Accidents de travail : responsabilité du patron.

Je suis patron d’une entreprise de bà¢timent. Un de mes employés a eu un accident grave en tombant d’un échafaudage. Comme il est diabétique, je lui avais interdit de se mettre dans des situations dangereuses comme monter un échafaudage. Quelles sont les limites de mes responsabilités ?

Dès lors que vous n’avez rien fait d’illégal, ou que vous n’avez manqué aux conditions de sécurité, vous n’avez rien à vous reprocher sur le plan pénal.
Cependant, votre responsabilité sur le plan civil est engagée, en vertu de l’article 85 du DOC qui annonce la responsabilité des commettants du fait de leurs préposés, ainsi que l’article 1er du dahir du 25 juin 1927 relatif à la réparation des accidents du travail qui a été modifié en la forme par le dahir du 6 février 1963.
Primo, vous êtes censé avoir souscrit une assurance accident du travail au profit de vos employés.
Secundo, vous devriez respecter les exigences légales en matière de médecine de travail, notamment de la présence d’un médecin de travail sur le lieu de travail dans les conditions apportées par le Code du travail, y compris les visites médicales régulières pour les personnes qui présentent des difficultés à exécuter normalement leur travail, comme les diabétiques, les épileptiques, les cardiaques, les asthmatiques, etc.

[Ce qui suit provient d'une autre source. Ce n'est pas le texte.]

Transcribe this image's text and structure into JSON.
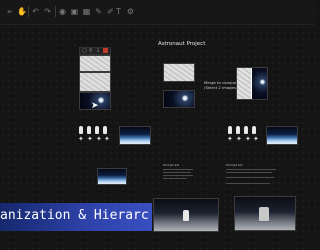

Lesquelles visites médicales doivent être sanctionnées par des PV. Après avoir fait la déclaration aux autorités compétentes de cet accident, le dossier médical de votre employé sera pris en charge par votre assureur, notamment  les frais médicaux et d’hospitalisation, les frais de transport, les indemnités journalières pour lesquelles la Caisse nationale de sécurité sociale prendra le relais pour le reliquat parce que l’assureur ne supportera que les deux tiers du salaire journalier.
Enfin, l’assureur, après une procédure judiciaire, sera appelé à verser soit une rente viagère, soit un capital  en guise d’indemnité pour le préjudice corporel que votre employé a subi.
 Quant à la disposition pathologique, elle est effectivement à soulever puisque l’article 3 du dahir sur les accidents du travail dispose :
«Est considéré comme accident du travail, même si cet accident résulte d’un cas de force majeure ou si les conditions de travail ont mis en mouvement ou aggravé les effets des forces de la nature, à moins que l’employeur ou l’assureur ne rapporte la preuve d’une disposition pathologique de la victime, l’accident, qu’elle qu’en ait été la cause, survenu par le fait ou à l’occasion du travail à toute personne (…)».  Ceci étant, si vous estimez que votre employé présentait une prédisposition pathologique, il vous incombe d’apporter la preuve, sachant que le dossier médical et le suivi de votre médecin devraient constituer le noyau dur de cette preuve. Mais, dans la pratique, il est très difficile d’établir des frontières entre la contribution de la pathologie et les conditions voire la nature du travail dans la survenance de l’accident, auquel cas la situation profite à votre employé victime de cet accident.
En somme, il ressort des dispositions du dahir relatif à la réparation des accidents du travail, qu’il y a présomption du caractère accident du travail de l’incident survenu à votre employé jusqu’à preuve du contraire, et dans ce cas d’espèce, il est très difficile de prouver le contraire. C’est encore plus difficile à prouver, si vous n’avez pas un document écrit dans lequel vous interdisez à votre employé d’exécuter des travaux susceptibles de mettre sa santé ou sa vie en danger.